Fourth, it is difficult to understand how the majority’s “would have” standard would apply in other contexts. In this case, the defendants could conceivably demonstrate that it is more likely than not that, even after a thorough investigatory process, they would have made the same decision to extinguish the stock fund. But in a case challenging the procedural prudence to invest in a particular product, where there are many products to choose from, it would appear to be very difficult for the breaching fiduciaries to demonstrate that they would have made the exact same investment choice if they had conducted a more prudent search.

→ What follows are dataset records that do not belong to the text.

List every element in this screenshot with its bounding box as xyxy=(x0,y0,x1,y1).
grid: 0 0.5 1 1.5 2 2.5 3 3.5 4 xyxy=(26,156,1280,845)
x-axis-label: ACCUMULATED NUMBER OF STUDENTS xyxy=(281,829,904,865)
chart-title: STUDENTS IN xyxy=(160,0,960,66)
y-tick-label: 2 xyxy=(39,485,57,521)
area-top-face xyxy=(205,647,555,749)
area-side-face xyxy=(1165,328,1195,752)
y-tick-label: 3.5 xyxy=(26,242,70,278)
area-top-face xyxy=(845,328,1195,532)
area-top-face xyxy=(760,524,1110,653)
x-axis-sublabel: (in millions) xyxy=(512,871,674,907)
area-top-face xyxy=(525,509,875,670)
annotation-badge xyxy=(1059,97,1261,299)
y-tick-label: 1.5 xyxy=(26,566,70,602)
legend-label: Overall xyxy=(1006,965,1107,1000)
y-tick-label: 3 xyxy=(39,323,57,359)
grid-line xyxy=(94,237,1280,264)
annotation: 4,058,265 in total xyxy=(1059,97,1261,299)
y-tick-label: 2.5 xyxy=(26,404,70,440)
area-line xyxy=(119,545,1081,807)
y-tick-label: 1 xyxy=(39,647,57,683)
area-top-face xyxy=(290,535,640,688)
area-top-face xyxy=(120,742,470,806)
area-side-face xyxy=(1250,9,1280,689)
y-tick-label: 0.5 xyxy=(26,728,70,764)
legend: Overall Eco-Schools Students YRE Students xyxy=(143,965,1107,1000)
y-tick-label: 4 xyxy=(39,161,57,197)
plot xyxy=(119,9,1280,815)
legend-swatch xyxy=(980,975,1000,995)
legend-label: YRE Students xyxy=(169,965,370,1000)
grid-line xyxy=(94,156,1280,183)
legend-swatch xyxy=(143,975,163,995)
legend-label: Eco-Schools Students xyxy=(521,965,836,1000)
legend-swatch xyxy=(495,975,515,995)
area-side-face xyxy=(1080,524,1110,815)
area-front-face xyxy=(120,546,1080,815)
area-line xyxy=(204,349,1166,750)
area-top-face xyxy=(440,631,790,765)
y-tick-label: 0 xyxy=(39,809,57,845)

Finally, the majority’s decision appears to be insensitive to the realties presented to employers and plan fiduciaries when there is a corporate spin-off, and an employer stock fund no longer holds stock of only the employer/plan sponsor. Most fiduciaries would question the merits of providing participants with the option of investing their retirement assets in a single non-employer stock fund given the inherently volatile nature of any single stock. Thus, plan fiduciaries have routinely looked to eliminate such funds after allowing plan participants the opportunity to diversify their stock investment over time as they see fit. The Tatum decision may erect fiduciary standards for making these decisions that are substantially higher than those adhered to in the past.
Whether or not the majority ruling in Tatum becomes the prevailing view on fiduciary standards and the burden of proving causation, it remains the case that plan fiduciaries will always be well served by having a documented record of a procedurally prudent process for all decisions concerning plan investments.
See, e.g., Board of Trustees of AFTRA Retirement Fund v. JPMorgan Chase Bank, N.A., 860 F. Supp. 2d 251 (S.D.N.Y. 2012) (explaining that while the Second Circuit concluded that in evaluating the proper measure of loss under section 409 the burden of proving that the funds would have earned less than the most profitable investment alternative is on the fiduciaries found to be in breach of their fiduciary duty, see Donovan v. Bierwirth, 754 F. 2d 1049 (2d Cir. 1985), it subsequently held that “[c]ausation of damages is . . . an element of the claim, and the plaintiff bears the burden of proving it,” Silverman v. Mut. Benefit Life Ins. Co., 138 F.3d 98 (2d Cir. 1998)).
See, e.g., Young v. General Motors Inv. Corp., 325 F. App’x 31 (2d Cir. 2009) (affirming dismissal of plaintiffs’ fiduciary breach claim because plaintiffs failed to allege any facts relevant to determining whether a fee is excessive under the circumstances and thus failed to provide a basis upon which to infer that defendants’ offering of the funds was a breach of their fiduciary duties).